Das Thema „Krallenpflege“ ist oft genug besprochen und erklärt. Es dürfte jedem klar sein, dass ein Whippet sein Leben lang Pediküre braucht. Ich nutze unseren großen Werkstattdremel. Mono ist das mittlerweile gewohnt und lässt das kreischende Gerät ohne Theater an sich heran.

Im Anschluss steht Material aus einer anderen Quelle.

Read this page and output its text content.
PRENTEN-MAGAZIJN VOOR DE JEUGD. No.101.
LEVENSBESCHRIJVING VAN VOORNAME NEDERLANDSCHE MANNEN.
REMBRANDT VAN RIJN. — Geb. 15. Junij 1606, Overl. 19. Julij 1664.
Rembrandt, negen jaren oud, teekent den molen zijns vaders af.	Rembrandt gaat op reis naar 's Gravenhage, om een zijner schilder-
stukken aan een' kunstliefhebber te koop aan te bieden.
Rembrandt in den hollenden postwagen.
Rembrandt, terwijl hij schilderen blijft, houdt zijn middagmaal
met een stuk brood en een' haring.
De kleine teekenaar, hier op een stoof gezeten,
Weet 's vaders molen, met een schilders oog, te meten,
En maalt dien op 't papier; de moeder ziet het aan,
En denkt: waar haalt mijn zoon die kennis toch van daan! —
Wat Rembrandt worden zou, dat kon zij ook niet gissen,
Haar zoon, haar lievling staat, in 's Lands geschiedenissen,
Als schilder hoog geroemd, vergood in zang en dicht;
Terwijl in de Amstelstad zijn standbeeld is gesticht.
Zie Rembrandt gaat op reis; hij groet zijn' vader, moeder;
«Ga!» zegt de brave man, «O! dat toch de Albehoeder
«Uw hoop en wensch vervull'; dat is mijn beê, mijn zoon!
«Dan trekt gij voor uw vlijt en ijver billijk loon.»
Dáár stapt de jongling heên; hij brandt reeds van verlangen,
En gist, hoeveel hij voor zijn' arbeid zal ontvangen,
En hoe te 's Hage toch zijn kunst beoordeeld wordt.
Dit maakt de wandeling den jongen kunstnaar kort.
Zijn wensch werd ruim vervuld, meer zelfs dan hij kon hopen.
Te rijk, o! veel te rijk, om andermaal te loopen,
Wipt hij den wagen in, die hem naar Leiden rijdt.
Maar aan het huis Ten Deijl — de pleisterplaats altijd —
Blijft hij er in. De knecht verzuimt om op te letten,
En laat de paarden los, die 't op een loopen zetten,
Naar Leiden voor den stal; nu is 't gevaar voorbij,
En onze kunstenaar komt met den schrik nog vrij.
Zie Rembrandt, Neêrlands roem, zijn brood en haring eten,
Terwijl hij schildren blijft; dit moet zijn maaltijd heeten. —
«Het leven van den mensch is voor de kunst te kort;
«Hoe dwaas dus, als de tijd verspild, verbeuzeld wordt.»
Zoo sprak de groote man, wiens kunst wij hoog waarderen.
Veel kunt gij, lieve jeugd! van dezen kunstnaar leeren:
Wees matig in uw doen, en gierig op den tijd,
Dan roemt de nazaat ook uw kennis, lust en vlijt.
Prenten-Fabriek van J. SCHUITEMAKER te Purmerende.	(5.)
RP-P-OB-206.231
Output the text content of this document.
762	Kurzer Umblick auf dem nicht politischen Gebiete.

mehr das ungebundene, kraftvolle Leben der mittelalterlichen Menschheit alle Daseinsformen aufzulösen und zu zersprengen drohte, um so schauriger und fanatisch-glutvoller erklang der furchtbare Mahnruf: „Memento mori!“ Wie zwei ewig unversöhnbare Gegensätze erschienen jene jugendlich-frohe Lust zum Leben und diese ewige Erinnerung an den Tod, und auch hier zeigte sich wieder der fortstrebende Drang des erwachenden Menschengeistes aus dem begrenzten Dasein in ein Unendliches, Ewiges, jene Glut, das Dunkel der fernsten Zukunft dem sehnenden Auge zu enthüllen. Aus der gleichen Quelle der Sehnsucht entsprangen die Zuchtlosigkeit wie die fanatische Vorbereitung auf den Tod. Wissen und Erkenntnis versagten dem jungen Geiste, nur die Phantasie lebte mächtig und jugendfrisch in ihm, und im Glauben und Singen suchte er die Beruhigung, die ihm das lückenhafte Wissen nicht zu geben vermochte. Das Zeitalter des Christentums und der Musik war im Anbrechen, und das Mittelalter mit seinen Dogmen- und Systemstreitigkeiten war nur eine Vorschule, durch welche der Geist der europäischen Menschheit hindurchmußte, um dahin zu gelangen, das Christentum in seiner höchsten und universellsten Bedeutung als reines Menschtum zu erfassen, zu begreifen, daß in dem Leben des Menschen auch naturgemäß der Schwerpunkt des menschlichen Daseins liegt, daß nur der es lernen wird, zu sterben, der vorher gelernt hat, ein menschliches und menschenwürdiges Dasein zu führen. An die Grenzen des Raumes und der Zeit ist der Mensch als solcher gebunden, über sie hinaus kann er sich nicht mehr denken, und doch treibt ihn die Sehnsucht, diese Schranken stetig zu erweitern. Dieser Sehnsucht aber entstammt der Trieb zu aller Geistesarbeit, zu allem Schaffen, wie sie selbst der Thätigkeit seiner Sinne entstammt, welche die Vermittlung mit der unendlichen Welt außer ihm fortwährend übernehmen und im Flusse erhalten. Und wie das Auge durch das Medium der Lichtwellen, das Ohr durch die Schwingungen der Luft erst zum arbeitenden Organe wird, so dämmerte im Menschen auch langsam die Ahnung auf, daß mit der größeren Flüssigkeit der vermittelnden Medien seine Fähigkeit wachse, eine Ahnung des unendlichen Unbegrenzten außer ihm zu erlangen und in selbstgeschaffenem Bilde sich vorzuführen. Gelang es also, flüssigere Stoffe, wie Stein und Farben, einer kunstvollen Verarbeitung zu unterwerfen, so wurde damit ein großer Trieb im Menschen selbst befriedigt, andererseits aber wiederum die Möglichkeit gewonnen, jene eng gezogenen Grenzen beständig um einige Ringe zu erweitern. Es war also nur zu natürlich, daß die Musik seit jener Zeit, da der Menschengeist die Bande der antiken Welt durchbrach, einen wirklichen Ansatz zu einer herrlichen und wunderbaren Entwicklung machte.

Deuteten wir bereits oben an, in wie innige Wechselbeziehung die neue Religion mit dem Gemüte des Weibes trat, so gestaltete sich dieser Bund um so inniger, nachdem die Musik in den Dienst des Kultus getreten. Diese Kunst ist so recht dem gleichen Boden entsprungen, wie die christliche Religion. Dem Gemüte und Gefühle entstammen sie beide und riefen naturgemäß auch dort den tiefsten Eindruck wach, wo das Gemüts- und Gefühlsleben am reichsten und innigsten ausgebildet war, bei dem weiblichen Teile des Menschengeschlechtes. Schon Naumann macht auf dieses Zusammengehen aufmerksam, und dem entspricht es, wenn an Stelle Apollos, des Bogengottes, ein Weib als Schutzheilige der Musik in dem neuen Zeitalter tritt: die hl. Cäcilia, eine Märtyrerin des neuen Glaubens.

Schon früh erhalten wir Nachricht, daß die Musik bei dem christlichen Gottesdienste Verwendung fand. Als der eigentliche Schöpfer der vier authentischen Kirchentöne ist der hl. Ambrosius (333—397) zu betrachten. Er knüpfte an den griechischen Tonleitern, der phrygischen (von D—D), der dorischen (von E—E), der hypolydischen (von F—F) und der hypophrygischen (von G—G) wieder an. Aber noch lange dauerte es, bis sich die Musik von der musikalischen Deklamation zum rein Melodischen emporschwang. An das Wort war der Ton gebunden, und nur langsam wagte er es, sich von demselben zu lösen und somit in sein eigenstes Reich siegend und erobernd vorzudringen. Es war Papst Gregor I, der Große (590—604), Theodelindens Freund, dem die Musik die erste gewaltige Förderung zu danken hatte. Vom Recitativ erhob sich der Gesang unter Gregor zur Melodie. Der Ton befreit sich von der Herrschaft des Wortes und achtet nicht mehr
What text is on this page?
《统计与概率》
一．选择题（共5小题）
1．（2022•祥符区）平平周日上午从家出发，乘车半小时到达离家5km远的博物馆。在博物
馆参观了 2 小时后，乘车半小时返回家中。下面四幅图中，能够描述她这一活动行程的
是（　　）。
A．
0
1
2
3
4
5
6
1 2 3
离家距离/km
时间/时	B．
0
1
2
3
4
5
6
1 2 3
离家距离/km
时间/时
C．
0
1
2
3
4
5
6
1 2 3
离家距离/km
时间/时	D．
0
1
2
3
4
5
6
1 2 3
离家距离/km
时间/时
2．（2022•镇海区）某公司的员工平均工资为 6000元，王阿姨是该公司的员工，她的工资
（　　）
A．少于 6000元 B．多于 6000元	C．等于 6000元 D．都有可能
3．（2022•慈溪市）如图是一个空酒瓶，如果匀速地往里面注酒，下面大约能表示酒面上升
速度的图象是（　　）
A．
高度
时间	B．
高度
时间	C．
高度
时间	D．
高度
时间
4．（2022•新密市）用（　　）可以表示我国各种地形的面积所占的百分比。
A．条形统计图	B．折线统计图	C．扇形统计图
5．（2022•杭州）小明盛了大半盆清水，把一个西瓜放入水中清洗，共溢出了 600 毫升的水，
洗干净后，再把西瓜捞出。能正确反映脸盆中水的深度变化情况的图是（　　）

Dannys Krallen sind für diese Prozedur noch zu klein und zu weich. Hier tut es die Krallenschere noch eine Weile ganz wunderbar. Der Kleine macht sich überhaupt keinen Kopf, solange er hinterher einen Keks bekommt. Alles ganz entspannt. Zum Glück.

Auf Stelzen gehen

Ich achte sehr auf gepflegte Krallen und schaue wohl auch deshalb bei anderen Hunde immer auf die Pfoten. Es kommen mir viele, viele Fotos unter, auf denen genau zu sehen ist, dass dieser oder jener Hund wohl schon länger keine Krallenschere mehr gesehen hat. Insbesondere Instagram, wo weniger Fotos von Showhunden, als viel mehr die von ganz normalen und geliebten Haustieren publiziert werden, lässt mir manchmal die Haare zu Berge stehen. Gerade die Windhundhalter, die verschiedenen Rescue-Organisationen angeschlossen sind, oder die z.B. Greyhounds aus der Nothilfe haben, schießen dabei oft den Vogel ab.

Sie bekommen öffentliche Heulkrämpfe, wenn ich mal wieder ein Foto von der Rennbahn publiziere. Die armen, armen Tiere! Was für eine Quälerei. Das Foto ist toll, aber so traurig! Ich habe längst aufgegeben zu erklären, dass das in Deutschland ein bisschen anders läuft als z.B. in Irland. Aber wenn ich dann schaue, wer sich da in Brasilien oder Australien die Mitleidstränen trocknen muss, sehe ich Fotos von Windhunden, die nicht mehr sind, als eine lächerlicher Schatten ihrer Rasse.

Dann sehe ich endlos lange Krallen, angesicht derer ich mich fragen muss, wie die Tiere überhaupt einen Schritt gehen können. Ich sehe Galgos, Greys oder auch Windspiele, die so viel Übergewicht haben, dass sich ihre ungepflegten Krallen eigentlich ohne Umwege in den Asphalt bohren müssten. Der fetteste Whippet der Welt geistert dort auch irgendwo ‚rum. Unfassbar!

Kaputtgerettet

Life und in Farbe konnte ich hier in unserem Viertel regelmäßig erleben, wie eine ältere Dame ihre drei geretteten Galgos hat jagen lassen. Die Hündinnen waren so dick, dass sie aussahen, als wären sie hoch trächtig. Auch ihre Krallen waren endlos lang. Aber sie durften in einem Gebiet jagen, das so ziemlich alle Gefahren birgt, die einem Windhund das Leben kosten können. „Sie sollen es doch endlich mal gut haben.“, sagte sie immer. „Dann warte ich auch gerne ’ne Stunde auf dem Parkplatz.“

Diese Frau hat rein gar nichts verstanden. Ebensowenig wie diejenigen, die ständig ihr Mitleidsfähnchen vor sich her tragen und meinen Gutes zu tun, indem sie ihren Windhund zur Karikatur verhätscheln.